Konstante Nachfrage in Gießen

"Der Bedarf nach Notübernachtungsplätzen sowie stationären und ambulanten Angeboten ist weiterhin vorhanden und steigt — wie in jedem Jahr — in den Wintermonaten spürbar an", erläuterte eine Sprecherin der Stadt Gießen. Die Nachfrage nach Plätzen sei in den vergangenen Jahren vergleichsweise konstant geblieben.

Gleichzeitig zeige sich eine zunehmende Differenzierung, ergänzte sie. "Neben Einzelpersonen benötigen verstärkt auch Paare, Familien oder Menschen mit besonderen Problemlagen spezifische Unterbringungsformen." In Gießen gibt es beispielsweise Einrichtungen nur für Frauen sowie stationäre Angebote für junge Menschen im Alter zwischen 18 und 27 Jahren.

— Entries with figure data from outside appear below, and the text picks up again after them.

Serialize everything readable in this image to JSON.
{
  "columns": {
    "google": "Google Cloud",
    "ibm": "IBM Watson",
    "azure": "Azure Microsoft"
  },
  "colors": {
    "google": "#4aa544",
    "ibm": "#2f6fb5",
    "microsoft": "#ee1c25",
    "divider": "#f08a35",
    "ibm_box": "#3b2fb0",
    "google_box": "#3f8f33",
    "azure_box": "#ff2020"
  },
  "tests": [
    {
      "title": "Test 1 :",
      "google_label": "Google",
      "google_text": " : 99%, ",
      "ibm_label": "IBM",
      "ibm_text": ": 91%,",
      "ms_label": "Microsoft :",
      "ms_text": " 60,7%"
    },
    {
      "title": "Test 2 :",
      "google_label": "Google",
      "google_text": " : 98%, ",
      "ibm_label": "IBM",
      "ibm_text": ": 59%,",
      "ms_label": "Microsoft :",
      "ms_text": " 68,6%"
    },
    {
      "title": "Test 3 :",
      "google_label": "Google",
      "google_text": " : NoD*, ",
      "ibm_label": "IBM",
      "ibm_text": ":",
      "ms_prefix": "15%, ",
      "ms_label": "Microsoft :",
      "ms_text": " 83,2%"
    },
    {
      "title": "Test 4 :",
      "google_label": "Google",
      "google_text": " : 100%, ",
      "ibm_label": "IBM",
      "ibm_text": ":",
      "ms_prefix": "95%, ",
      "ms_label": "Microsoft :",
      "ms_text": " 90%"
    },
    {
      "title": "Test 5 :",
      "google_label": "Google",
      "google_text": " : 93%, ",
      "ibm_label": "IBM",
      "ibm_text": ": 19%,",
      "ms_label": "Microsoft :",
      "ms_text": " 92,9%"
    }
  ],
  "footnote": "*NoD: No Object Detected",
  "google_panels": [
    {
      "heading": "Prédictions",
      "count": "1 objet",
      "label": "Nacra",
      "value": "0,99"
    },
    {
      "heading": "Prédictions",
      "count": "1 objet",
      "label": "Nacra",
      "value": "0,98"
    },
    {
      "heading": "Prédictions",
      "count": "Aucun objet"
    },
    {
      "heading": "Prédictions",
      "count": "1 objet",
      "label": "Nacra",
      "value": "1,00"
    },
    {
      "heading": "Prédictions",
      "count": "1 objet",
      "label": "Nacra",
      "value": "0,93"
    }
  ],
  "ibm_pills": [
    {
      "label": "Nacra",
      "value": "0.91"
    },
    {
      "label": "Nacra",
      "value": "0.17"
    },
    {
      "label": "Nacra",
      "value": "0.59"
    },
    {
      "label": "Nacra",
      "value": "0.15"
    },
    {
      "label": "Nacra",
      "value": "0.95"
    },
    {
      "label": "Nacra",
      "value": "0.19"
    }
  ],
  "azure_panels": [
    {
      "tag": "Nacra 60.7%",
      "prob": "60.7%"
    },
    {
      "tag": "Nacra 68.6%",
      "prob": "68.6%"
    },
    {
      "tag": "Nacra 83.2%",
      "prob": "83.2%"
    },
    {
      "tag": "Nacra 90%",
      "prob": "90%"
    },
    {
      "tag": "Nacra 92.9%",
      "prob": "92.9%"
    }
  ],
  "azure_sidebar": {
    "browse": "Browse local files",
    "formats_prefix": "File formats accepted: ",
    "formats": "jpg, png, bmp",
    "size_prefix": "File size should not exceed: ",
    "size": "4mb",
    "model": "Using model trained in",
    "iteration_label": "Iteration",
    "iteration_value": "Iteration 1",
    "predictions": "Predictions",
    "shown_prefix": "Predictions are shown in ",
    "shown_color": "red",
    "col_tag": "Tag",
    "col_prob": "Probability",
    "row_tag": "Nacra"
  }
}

Keine Person in Offenbach wegen Platzmangel abgelehnt

Auch in Offenbach gibt es ein umfangreiches Versorgungsnetz für Obdachlose, unter anderem mit einer Straßenambulanz und zusätzlichen Plätzen für Frauen. Die Kapazitäten in den Notunterkünften seien flexibel, bislang habe keine Person wegen Platzmangels abgelehnt werden müssen, teilte eine Sprecherin der Stadt mit. Zudem sei erneut eine Winternotunterkunft für mindestens zehn obdachlose Menschen geplant.

In Kassel stehen in den Wintermonaten 40 Notschlafplätze zur Verfügung, die bei Bedarf erweitert werden könnten. Zusätzlich gebe es bis voraussichtlich Ende März täglich ab 19.00 Uhr bis 08.00 Uhr morgens einen Wärmeraum nahe der Innenstadt mit Platz für sechs bis acht Menschen. Die Kapazitäten seien nach Auswertung des vergangenen Winters ausreichend.